On essaye d’en tenir compte parce que le CSP pense que la consultation est un moment de construction des programmes. On pense que dans le processus de rédaction des programmes il faut un moment où les enseignants et les corps d’inspection se saisissent de cette proposition. On a montré avec le programme de maternelle qu’on a tenu compte de la consultation et on fera de même avec le socle commun et les programmes des cycles 2, 3 et 4 qui seront publiés début mars.
Sur le socle, grâce à la consultation, on a beaucoup travaillé sur la lisibilité des domaines pour diminuer les ambiguïtés. On les a réécrit dans la perspective des élèves en se basant sur ce que fait l’élève. Ca nous semble important car les futurs programmes ne définiront pas les activités des enseignants mais les attendus de connaissance, de compétence et de culture des élèves. En cela ils seront très différents des programmes anciens qui programmaient des séquences pour les enseignants.
Avez vous un exemple de réécriture après la consultation ?
Par exemple le domaine « outils et méthodes pour apprendre » a été bien reçu lors de la consultation. Mais il y avait des ambiguïtés. On l’ a réécrit en le tournant vers les activités des élèves. Par exemple il est écrit maintenant : « Pour organiser son travail l’élève se projette dans le temps, anticipe et planifie ses tâches. Il gère les étapes d’un devoir… Il comprend le sens et la finalité d’une consigne. Il sait qu’un même mot peut avoir un sens différent selon les disciplines ». Tout est centré sur ce que l’élève sait et fait. A partir de cela, les enseignants et l’inspection peuvent générer des situations pédagogiques. On inverse donc la manière habituelle de faire en partant de ce que les élèves maitrisent.

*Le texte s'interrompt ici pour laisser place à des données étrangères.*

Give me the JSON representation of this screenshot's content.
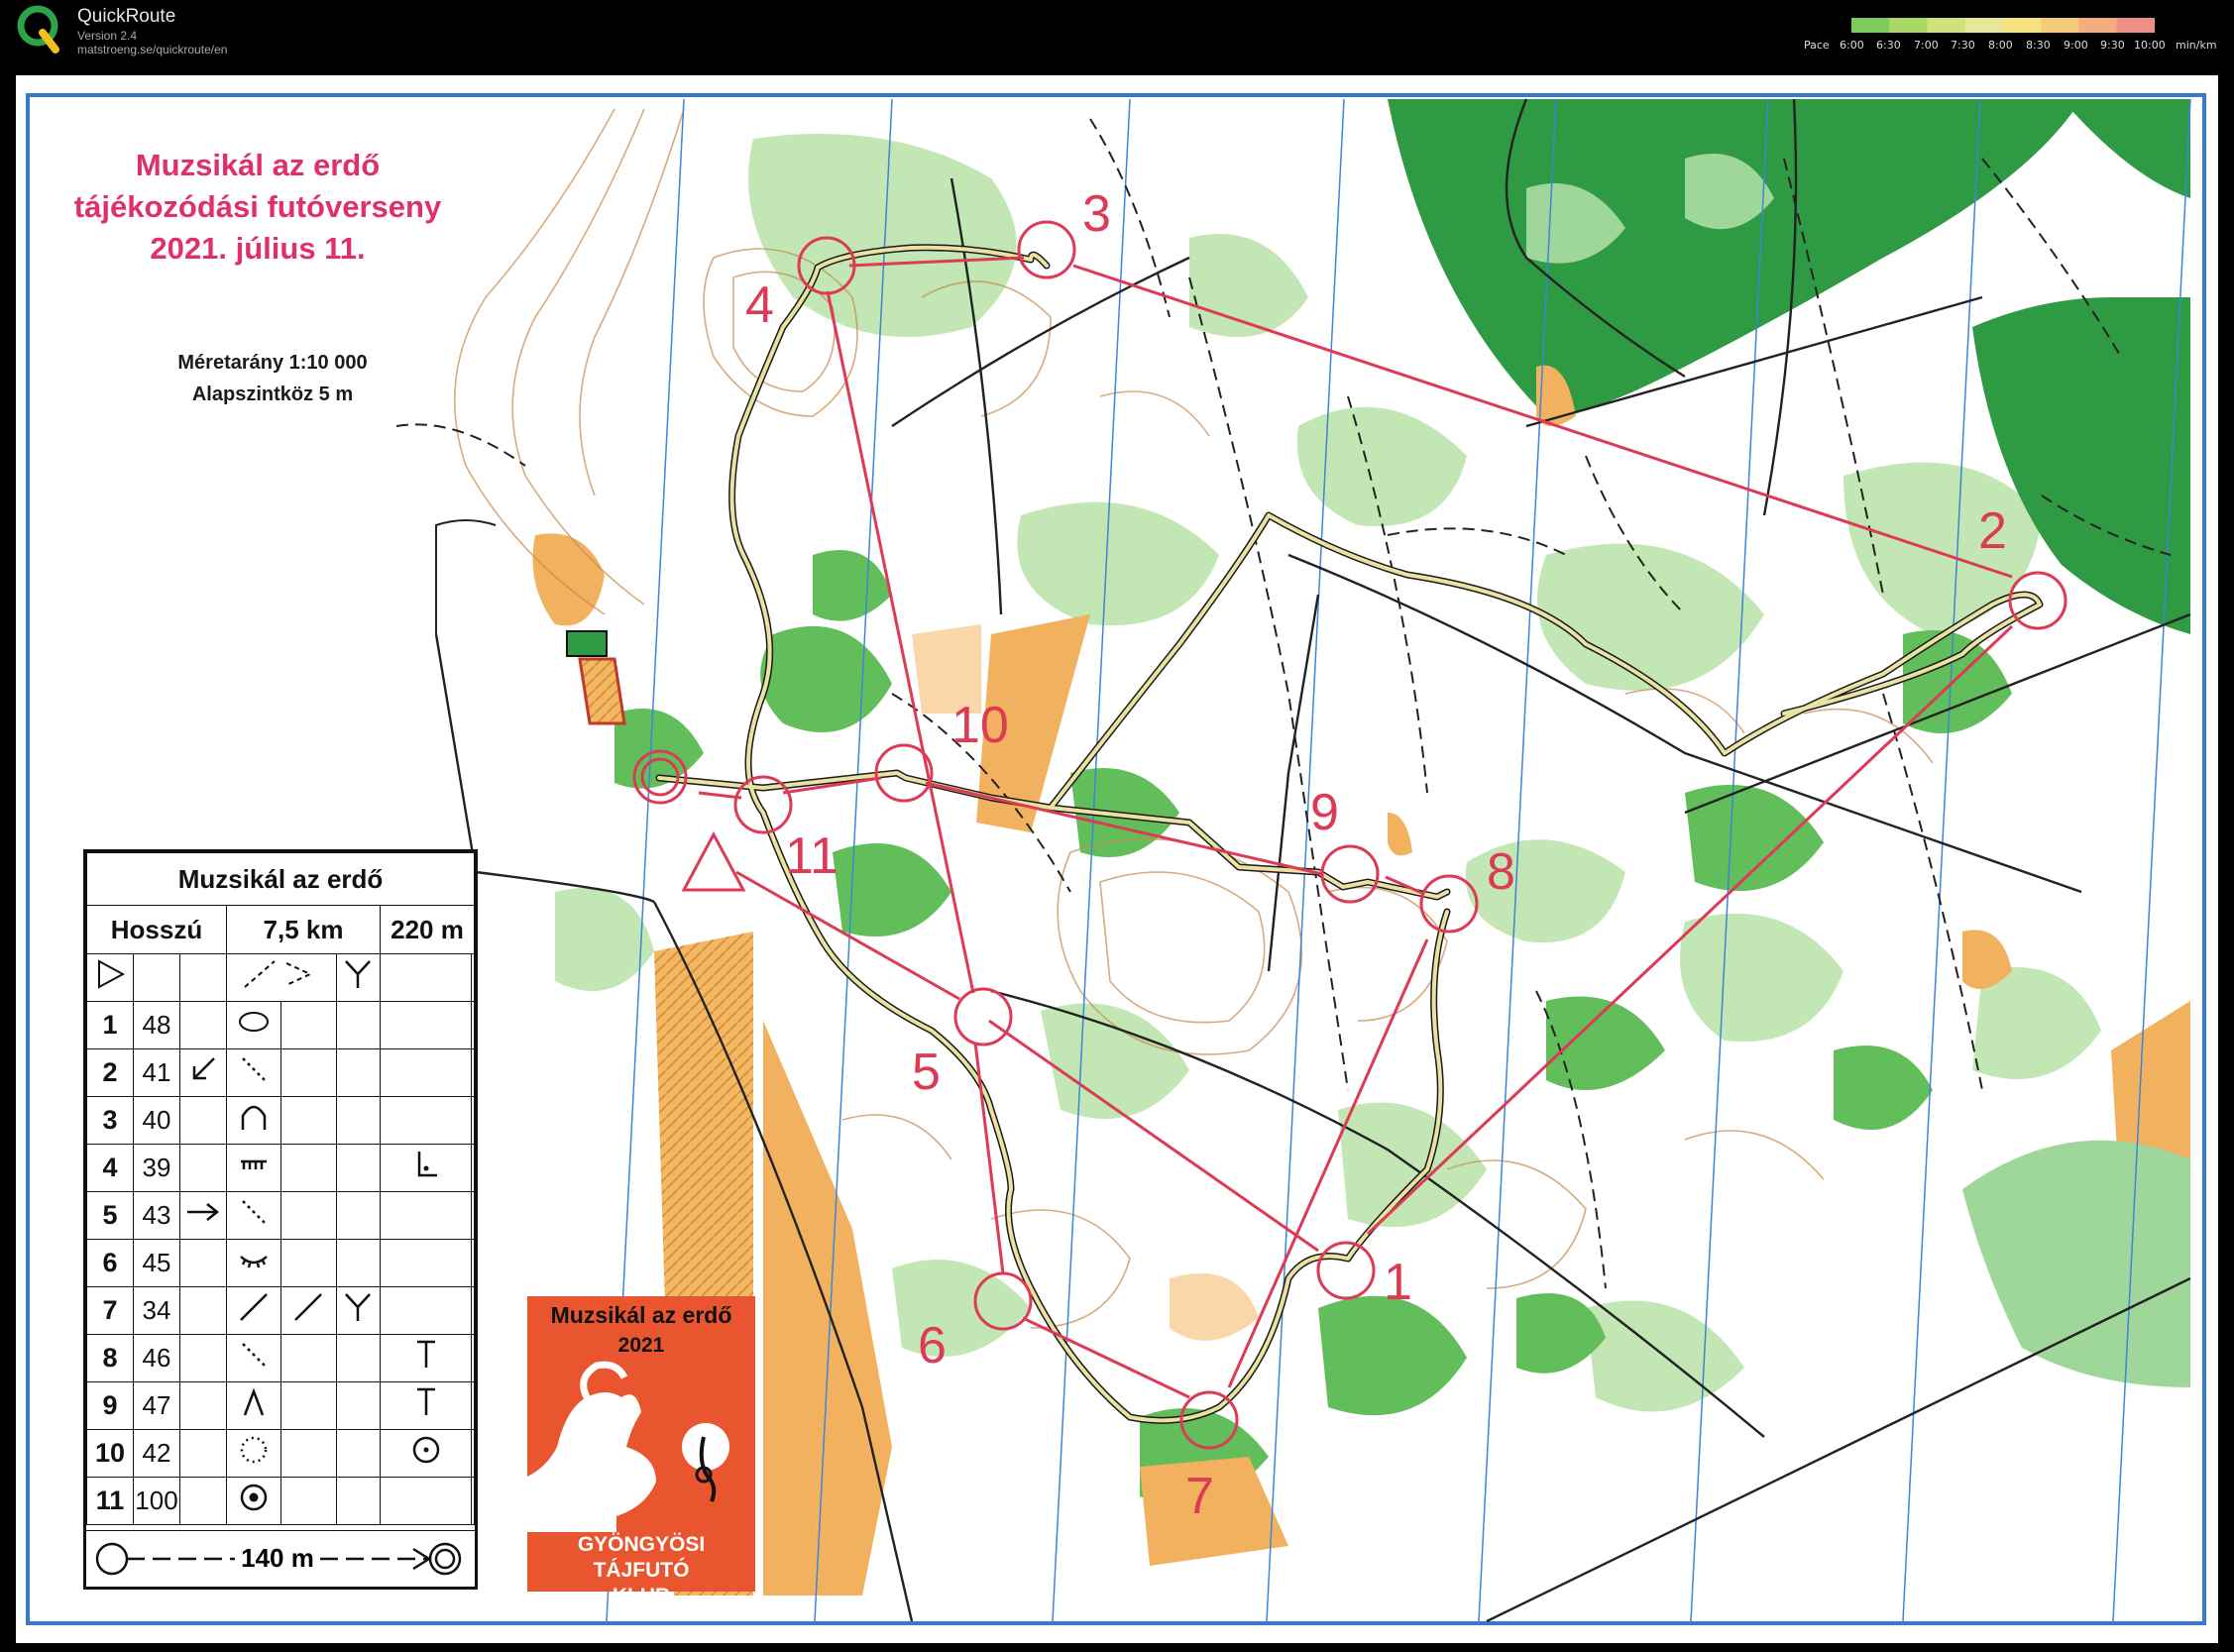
{
  "app": {
    "name": "QuickRoute",
    "version": "Version 2.4",
    "url": "matstroeng.se/quickroute/en",
    "pace_label": "Pace",
    "pace_ticks": [
      "6:00",
      "6:30",
      "7:00",
      "7:30",
      "8:00",
      "8:30",
      "9:00",
      "9:30",
      "10:00"
    ],
    "pace_unit": "min/km",
    "pace_colors": [
      "#7dcc5b",
      "#a9d864",
      "#cfe37a",
      "#e7e79a",
      "#f3e27e",
      "#f6cb78",
      "#f4ad7c",
      "#ef8e86"
    ]
  },
  "map": {
    "title_lines": [
      "Muzsikál az erdő",
      "tájékozódási futóverseny",
      "2021. július 11."
    ],
    "scale_lines": [
      "Méretarány 1:10 000",
      "Alapszintköz 5 m"
    ],
    "course_color": "#dc3a55",
    "control_labels": [
      "1",
      "2",
      "3",
      "4",
      "5",
      "6",
      "7",
      "8",
      "9",
      "10",
      "11"
    ]
  },
  "description": {
    "event": "Muzsikál az erdő",
    "course_label": "Hosszú",
    "length": "7,5 km",
    "climb": "220 m",
    "controls": [
      {
        "num": "1",
        "code": "48"
      },
      {
        "num": "2",
        "code": "41"
      },
      {
        "num": "3",
        "code": "40"
      },
      {
        "num": "4",
        "code": "39"
      },
      {
        "num": "5",
        "code": "43"
      },
      {
        "num": "6",
        "code": "45"
      },
      {
        "num": "7",
        "code": "34"
      },
      {
        "num": "8",
        "code": "46"
      },
      {
        "num": "9",
        "code": "47"
      },
      {
        "num": "10",
        "code": "42"
      },
      {
        "num": "11",
        "code": "100"
      }
    ],
    "finish_distance": "140 m"
  },
  "badge": {
    "title": "Muzsikál az erdő",
    "year": "2021",
    "club_lines": [
      "GYÖNGYÖSI TÁJFUTÓ",
      "KLUB"
    ]
  }
}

Les professeurs ont gardé un mauvais souvenir du socle précédent. Allez vous les enfermer dans des grilles de compétences à remplir ?
Il n’y aura aucune indication de grille à remplir dans le socle. L’évaluation des acquis du socle doit se penser dans le cadre de l’activité de l’élève au sein d’un cycle. On a pris la décision de renvoyer les aspects précis d’évaluation dans les programmes de cycle. On rappelle dans le socle des principes généraux de l’évaluation comme le fait qu’elle doit être tournée vers la réussite des élèves. Mais il n’y aura pas de proposition de carnet de compétences ou de grille d’évaluation dans le socle. C’est un sujet en discussion avec la Dgesco (direction de l’enseignement scolaire du ministère de l’éducation nationale). Mais je tiens la position de dire que le socle n’est pas un document prescriptif en matière d’évaluation. C’est une position assez forte. On prend le parti de dire que les situations d’évaluation sont à définir par les enseignants dans le cadre d’un processus d’apprentissage. On est très méfiant par rapport à des grilles d’évaluation. La bonne évaluation se fait en fonction des élèves et de leur parcours. On avait déjà souligné cela pour le diplôme du brevet où on allait plutôt vers un contrôle en cours de formation et une évaluation de projets. On pense que vouloir référer au socle une grille d’évaluation est une erreur. C’est dans les programmes qu’il y aura des évaluations.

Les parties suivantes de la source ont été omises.